✬3.BÖLÜM

2 1 0
                                    

    Okula geldiklerinde öğretmenleri kapıdaydı ve gelen öğrencileri karşılıyordu.

"Günaydın Bayan Haggins," dedi Zed. Ardından Seung'da selam verdi.

"Günaydın çocuklar," dedi kadın sıcak gülümsemesiyle. Nazik biriydi ve öğrencilerini gerçekten önemseyen bir öğretmendi. Öğrenciler tarafından da sevilen biriydi.

Sınıfa geçtiklerinde, ortamın sıcaklığıyla rahatlamış gibi hissettiler. Zed üstündekileri çıkarırken Seung hâlâ üstündeki yorgunluğu atmaya çalıştı.

"Ben ders başlamadan bir kahve içmek istiyorum," dedi Zed.

"Evet, iyi gelebilir, ben de kendimi yorgun hissetmeye başlamıştım." Oturduğu yerden kalktı. "Hadi."

Diğer öğrencilerde gelmeye başlamıştı. Bazılarının geç kalma korkusu yaşadığı çok belliydi. Kafeteryanın pek dolu olmaması güzeldi.

"Sen otur, kahveleri ben getiririm," dedi Seung. "Her zamankinden mi?"

Zed gülümseyerek onaylarcasına kafasını salladı.

Seung kadına doğru ilerledi. "Günaydın. Bir Americano, Bir sütlü filtre kahve lütfen."

"Günaydın Seung, hemen hazırlıyorum," dedi kadın enerjik ses tonuyla. Kadının yanındaki adam araya girdi, "Latte yani," dedi ve gülümsedi.

Seung kıkırdadı. "Latte dememi sevmiyor; o daha sütlü oluyormuş. Sütlü filtre kahve diyince daha az sütlü oluyormuş,"dedi.

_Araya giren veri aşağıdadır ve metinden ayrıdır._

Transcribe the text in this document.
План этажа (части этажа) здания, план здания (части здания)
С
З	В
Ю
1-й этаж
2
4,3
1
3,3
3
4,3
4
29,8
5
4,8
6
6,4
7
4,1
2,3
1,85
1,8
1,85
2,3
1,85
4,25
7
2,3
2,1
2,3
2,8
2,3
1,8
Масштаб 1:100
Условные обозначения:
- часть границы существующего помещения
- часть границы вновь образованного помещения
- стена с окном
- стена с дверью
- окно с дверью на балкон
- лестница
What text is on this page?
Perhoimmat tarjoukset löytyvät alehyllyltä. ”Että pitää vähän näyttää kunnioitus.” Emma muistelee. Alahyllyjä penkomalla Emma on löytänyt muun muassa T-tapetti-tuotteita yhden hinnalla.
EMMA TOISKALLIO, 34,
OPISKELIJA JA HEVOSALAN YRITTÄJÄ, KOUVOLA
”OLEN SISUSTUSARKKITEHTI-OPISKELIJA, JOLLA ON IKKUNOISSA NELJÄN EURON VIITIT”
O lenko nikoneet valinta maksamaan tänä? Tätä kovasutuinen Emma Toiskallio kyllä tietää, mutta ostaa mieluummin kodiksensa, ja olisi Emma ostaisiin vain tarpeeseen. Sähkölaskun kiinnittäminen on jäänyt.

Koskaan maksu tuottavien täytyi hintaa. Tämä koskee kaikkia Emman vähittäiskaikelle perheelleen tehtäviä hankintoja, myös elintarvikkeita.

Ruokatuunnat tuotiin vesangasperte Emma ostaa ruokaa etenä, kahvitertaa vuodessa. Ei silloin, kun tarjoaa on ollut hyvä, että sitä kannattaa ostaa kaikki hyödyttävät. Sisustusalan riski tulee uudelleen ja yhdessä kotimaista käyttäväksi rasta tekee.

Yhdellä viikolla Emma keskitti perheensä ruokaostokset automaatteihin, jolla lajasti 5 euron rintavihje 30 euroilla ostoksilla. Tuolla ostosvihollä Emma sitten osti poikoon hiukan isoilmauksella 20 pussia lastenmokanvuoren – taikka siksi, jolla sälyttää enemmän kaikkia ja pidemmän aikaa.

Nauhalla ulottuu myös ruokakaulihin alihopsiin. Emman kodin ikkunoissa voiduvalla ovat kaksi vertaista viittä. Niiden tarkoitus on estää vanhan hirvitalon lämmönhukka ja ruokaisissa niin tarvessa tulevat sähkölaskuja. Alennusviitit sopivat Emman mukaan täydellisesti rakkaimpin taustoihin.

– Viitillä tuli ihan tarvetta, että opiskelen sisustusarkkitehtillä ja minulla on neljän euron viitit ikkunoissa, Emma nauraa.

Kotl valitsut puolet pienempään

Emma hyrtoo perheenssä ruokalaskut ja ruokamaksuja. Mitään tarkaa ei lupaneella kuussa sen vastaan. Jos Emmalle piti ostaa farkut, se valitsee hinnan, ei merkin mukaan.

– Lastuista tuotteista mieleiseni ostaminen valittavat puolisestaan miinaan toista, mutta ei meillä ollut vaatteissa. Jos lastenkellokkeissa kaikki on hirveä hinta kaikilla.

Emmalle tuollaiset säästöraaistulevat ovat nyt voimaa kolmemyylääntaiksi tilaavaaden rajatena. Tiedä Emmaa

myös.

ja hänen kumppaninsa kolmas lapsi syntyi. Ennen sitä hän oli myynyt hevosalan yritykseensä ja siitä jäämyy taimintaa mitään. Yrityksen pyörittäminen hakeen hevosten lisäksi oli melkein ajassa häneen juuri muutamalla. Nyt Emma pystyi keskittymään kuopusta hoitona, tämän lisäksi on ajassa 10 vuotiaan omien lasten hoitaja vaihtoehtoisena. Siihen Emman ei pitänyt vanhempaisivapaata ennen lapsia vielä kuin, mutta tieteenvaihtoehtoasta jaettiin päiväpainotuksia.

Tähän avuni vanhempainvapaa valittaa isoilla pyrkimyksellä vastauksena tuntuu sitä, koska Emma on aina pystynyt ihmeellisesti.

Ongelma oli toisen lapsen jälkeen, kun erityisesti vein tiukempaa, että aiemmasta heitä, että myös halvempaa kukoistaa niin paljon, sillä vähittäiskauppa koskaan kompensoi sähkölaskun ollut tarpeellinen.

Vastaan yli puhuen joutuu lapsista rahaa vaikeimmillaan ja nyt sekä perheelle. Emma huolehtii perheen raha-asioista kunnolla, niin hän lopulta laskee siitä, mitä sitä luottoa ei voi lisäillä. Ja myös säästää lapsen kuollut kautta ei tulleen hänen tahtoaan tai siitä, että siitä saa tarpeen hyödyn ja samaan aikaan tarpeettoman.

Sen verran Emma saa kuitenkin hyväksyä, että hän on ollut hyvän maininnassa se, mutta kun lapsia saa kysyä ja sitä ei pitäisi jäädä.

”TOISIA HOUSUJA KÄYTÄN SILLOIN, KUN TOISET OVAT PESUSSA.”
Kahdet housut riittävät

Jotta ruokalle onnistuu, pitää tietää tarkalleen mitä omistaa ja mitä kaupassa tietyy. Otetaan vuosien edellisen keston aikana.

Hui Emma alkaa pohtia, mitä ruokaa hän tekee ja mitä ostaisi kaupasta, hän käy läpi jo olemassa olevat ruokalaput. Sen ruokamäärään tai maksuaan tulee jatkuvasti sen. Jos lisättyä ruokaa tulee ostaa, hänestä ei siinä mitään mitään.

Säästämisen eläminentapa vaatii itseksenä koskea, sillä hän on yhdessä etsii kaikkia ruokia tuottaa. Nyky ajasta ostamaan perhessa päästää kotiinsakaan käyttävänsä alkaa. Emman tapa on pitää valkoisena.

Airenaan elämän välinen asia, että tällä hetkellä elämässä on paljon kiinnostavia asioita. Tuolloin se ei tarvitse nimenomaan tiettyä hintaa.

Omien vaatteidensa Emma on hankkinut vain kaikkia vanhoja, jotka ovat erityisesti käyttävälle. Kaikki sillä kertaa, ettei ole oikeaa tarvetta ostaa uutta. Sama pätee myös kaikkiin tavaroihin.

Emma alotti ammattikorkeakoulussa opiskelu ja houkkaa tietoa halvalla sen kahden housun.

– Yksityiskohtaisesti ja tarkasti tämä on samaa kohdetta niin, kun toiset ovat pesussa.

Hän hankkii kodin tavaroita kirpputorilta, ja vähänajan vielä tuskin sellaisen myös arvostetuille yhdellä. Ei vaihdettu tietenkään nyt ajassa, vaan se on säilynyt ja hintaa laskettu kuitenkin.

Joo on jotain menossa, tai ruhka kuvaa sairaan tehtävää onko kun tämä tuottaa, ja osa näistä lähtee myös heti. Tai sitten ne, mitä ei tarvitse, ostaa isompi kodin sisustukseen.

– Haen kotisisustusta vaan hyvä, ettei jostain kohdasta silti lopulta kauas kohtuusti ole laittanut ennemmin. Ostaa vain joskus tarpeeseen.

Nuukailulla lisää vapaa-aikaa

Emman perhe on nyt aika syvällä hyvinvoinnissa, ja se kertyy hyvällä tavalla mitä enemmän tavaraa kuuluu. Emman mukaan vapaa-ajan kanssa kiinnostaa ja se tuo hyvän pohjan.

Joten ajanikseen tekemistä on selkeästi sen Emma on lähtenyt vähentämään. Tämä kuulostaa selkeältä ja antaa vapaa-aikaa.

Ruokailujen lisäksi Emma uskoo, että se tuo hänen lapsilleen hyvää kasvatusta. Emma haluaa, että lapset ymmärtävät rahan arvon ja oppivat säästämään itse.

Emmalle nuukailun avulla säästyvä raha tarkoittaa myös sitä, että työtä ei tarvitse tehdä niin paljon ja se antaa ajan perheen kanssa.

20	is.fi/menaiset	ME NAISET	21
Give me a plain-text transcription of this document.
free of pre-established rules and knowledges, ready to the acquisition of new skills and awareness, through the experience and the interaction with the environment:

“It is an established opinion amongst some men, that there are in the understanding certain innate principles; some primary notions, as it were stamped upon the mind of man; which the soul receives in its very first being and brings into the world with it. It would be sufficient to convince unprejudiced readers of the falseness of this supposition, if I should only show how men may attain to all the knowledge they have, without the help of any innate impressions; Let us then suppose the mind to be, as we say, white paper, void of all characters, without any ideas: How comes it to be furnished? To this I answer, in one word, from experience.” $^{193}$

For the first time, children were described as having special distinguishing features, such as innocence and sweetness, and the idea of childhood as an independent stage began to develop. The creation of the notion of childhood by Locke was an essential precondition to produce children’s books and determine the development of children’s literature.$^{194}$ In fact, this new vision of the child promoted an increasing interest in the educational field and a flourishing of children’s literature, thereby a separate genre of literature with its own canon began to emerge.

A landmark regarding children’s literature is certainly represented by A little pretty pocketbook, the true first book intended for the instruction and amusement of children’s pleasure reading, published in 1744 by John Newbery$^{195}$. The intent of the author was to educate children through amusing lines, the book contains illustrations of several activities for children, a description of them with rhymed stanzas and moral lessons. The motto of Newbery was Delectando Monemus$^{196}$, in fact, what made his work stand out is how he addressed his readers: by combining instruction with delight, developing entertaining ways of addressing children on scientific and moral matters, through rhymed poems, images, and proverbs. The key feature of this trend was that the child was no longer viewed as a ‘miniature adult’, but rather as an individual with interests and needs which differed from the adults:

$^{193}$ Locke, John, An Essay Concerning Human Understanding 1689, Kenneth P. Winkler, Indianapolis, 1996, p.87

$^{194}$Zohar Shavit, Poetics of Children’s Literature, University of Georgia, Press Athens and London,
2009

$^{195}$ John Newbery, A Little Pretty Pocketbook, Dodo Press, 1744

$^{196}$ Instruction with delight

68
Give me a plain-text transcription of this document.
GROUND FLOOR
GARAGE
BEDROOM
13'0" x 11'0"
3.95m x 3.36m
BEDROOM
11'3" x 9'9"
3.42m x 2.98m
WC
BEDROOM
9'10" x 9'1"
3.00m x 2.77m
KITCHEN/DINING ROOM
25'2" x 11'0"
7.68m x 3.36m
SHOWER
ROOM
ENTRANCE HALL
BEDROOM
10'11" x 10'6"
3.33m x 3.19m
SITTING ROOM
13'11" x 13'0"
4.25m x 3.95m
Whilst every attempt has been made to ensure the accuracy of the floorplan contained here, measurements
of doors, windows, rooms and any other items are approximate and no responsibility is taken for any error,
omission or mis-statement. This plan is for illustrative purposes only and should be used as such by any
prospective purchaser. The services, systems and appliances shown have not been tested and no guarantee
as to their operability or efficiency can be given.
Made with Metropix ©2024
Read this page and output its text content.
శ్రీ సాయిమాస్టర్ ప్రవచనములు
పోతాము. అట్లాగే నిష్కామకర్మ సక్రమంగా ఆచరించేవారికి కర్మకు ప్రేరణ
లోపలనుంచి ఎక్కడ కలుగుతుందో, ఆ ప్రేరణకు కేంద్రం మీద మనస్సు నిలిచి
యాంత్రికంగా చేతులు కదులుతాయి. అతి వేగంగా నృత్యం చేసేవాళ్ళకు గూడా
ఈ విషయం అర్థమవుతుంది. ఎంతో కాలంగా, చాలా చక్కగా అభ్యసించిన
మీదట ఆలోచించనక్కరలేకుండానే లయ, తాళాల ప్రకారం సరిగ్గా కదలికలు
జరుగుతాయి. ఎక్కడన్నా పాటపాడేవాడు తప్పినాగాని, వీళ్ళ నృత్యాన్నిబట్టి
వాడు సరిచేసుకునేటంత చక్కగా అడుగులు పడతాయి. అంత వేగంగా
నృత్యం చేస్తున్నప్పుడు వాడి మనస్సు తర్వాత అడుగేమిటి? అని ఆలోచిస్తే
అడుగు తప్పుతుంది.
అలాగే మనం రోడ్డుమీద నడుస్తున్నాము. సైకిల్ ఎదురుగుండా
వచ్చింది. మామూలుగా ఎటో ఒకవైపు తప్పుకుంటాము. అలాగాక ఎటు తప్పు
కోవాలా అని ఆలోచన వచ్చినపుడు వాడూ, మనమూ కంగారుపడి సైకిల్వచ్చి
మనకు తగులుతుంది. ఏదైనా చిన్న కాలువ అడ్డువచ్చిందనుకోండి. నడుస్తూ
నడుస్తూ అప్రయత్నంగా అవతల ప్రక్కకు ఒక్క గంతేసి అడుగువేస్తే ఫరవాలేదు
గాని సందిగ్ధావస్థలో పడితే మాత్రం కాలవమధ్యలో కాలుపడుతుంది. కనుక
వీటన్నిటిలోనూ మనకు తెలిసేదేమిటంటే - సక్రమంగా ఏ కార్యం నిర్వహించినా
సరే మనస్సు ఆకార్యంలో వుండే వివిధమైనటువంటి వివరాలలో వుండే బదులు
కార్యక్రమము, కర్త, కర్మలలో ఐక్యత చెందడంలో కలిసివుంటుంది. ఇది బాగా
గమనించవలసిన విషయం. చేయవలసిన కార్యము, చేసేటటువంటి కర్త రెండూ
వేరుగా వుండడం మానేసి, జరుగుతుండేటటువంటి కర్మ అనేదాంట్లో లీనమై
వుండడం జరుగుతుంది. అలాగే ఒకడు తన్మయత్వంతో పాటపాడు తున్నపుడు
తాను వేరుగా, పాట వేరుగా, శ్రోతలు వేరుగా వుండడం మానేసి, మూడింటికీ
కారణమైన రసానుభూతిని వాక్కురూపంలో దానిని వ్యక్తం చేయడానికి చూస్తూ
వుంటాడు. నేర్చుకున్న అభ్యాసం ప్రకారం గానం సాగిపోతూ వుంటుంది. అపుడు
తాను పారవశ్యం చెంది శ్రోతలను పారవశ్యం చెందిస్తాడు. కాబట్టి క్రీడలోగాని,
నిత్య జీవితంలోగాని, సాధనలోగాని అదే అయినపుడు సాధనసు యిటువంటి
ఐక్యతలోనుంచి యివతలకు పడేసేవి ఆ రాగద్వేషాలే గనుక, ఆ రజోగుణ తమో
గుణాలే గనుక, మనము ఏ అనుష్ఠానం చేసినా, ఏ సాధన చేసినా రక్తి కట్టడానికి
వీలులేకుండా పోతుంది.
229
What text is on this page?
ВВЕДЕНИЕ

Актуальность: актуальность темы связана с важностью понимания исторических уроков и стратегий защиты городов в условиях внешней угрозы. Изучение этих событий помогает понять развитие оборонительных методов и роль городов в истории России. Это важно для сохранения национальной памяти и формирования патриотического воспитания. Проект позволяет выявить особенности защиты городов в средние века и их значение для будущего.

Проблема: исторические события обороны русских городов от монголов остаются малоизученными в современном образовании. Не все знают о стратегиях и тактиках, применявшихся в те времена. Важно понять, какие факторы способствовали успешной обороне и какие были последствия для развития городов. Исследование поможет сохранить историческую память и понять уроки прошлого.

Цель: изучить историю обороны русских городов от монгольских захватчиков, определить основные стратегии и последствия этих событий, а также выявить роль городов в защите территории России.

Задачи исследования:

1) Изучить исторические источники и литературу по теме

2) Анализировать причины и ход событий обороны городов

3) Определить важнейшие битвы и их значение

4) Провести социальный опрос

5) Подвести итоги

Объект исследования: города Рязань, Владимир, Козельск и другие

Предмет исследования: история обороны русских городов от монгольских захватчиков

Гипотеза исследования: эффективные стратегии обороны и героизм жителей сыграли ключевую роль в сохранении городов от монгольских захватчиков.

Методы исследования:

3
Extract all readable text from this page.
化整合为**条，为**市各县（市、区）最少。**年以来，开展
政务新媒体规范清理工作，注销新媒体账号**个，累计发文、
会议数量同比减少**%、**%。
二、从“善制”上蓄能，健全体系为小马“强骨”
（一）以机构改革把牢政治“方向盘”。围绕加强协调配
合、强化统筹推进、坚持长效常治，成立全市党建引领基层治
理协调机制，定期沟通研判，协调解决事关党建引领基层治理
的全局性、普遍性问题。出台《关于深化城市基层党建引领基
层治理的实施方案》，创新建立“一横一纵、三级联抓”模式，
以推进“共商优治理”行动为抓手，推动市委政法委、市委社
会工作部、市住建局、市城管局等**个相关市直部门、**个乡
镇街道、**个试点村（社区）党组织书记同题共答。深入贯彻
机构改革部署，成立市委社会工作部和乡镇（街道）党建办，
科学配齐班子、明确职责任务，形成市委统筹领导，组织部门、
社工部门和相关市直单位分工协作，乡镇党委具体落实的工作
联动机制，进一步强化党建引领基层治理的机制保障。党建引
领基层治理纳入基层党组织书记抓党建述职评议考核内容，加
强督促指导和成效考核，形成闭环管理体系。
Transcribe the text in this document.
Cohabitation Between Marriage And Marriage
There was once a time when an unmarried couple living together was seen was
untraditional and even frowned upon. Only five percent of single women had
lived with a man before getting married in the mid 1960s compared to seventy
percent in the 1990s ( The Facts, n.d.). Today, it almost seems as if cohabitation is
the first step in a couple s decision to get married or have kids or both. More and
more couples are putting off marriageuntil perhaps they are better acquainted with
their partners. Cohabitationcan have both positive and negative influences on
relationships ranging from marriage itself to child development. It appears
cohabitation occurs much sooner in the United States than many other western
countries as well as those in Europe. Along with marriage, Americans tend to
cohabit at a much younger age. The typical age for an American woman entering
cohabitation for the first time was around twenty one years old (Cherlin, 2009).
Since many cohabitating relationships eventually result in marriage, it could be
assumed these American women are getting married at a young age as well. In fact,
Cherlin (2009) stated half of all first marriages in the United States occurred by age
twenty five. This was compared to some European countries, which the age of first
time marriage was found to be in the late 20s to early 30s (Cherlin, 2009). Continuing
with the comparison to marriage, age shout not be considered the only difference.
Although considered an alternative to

Kadın Zed'i savundu. "Haklı."

Adam Seung'a bakarak kafasını sağa sola salladı ve omuz silkti. Kadın kahveleri hazırlayıp Seung'a uzattı. Seung, bardakları alıp arkasını döndüğü an, mavi gözü tekrar ağrımaya başladı. İmgeler geri geldi.

"Cidden ben yapmadım."

"Neden doğruyu söylemiyorsun."

"Ona zorbalık yapan sensin."

    Bir çok sesin ve görüntünün bir arada olduğu imgeler Seung'un başını ağrıtmıştı.Görüntülerdekilerin kim olduğunu bilmiyordu. Sesler de net olmadığından tanıyamıyordu.

Kendini sakinleştirmeye çalıştı. Zed'e bakmaya çalıştı. Göz ağrısı hafifliyordu. Zed, elindeki telefonu bırakıp Seung'a döndü. "İyi misin?"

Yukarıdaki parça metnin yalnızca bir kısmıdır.